A report released in May by Pew Internet said 95 percent of kids ages 12 to 17 use the internet, and eight in 10 online teens use some kind of social media as often as 10 times a day.
Clayton Gaines, 15, is a normal teenager who enjoys racing midget cars, and of course, social media sites like Twitter, Instagram and Facebook – which all have millions of preteen and teenage users.
"Sometimes I'm on it a lot and I have to get work done around the house," Gaines said.
Clayton admits he sometimes uses social media too much, which concerns his grandfather.
"I get on it and I know what he's on and what he's done on it. I get on his phone and see what he's done on his phone and who he's talked to. So you do have to watch and monitor, I think," Ed Gaines said.
Parents and grandparents are the ones raising the digital generation, and while that comes with benefits, there can be serious risks to all the online sharing.
According to social media expert Steven Shattuck with Bloomerang, kids are connecting largely through smart phones.
"It's almost impossible for a parent to monitor 24/7, especially with mobile usage. So it's more important that parents explain this is how you should use it. These are the dangers. These are the things you should look out for and trust them a little bit," Shattuck said.
Experts said that bullying is still the number one issue on social media, and that's where parents really need to get involved, not by just monitoring their kids’ accounts, but by talking to them.
The American Academy of Pediatrics recommends creating social media ground rules: Monitor the pictures your child puts online.
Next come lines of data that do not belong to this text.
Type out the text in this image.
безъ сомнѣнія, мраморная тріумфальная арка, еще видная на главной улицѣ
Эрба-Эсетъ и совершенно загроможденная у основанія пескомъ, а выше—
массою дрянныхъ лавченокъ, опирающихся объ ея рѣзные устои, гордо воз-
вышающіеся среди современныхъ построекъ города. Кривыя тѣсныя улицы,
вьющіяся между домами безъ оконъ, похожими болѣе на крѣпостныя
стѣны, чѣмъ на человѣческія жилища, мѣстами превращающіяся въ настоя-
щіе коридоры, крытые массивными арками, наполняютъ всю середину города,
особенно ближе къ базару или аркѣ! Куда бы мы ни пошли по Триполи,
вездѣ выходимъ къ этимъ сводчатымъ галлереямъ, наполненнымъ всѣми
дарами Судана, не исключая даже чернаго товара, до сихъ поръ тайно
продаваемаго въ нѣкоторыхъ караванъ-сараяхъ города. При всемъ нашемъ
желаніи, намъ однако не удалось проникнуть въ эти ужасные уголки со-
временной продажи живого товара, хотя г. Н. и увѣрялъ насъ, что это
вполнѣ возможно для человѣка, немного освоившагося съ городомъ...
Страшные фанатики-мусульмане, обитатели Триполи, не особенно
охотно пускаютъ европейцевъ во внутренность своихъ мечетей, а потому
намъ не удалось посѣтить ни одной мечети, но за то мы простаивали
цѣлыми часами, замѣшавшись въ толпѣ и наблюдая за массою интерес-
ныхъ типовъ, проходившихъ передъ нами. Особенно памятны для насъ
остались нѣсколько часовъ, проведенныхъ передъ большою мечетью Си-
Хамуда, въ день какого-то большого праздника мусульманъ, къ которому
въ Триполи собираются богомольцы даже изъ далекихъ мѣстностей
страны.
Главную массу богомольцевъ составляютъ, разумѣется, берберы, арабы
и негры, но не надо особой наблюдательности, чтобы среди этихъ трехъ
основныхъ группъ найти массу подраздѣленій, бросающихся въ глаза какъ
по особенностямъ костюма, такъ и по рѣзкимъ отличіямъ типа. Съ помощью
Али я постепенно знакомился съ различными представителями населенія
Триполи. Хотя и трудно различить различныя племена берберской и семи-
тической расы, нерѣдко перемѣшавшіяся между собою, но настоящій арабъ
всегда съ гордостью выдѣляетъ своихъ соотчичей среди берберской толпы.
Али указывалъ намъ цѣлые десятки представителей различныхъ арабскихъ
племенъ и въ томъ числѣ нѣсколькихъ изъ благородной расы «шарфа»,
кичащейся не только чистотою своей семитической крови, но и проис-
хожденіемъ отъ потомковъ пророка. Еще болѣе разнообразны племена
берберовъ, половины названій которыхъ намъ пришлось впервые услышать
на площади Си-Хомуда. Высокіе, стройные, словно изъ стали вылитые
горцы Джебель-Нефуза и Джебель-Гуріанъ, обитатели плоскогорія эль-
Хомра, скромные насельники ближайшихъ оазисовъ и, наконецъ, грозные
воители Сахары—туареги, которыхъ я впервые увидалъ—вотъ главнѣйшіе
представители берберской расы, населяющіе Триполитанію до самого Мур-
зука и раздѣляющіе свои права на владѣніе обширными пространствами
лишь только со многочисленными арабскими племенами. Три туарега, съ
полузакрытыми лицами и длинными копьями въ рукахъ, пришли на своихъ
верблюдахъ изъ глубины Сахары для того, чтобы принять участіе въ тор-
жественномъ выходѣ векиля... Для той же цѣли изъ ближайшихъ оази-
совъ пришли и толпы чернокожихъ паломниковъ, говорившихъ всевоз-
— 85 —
Limit cell phone use and teach kids how an online reputation could affect college entrance and even jobs prospects years from now.
Experts said parents should talk to their children about online dangers.
For teens like Clayton, Twitter, Instagram and Facebook can make a big world a lot smaller, but with that comes a big responsibility placed on parents to ensure that world is safe.
Nobody under the age of 13 is allowed to join Facebook, but there is no effective way to enforce the rule since kids can lie about their age.
Parents should make sure they have access to their children’s accounts because kids might make their accounts private to lock out parents.
Finally, nobody said it is a child’s right to use social media, parents can always just say no.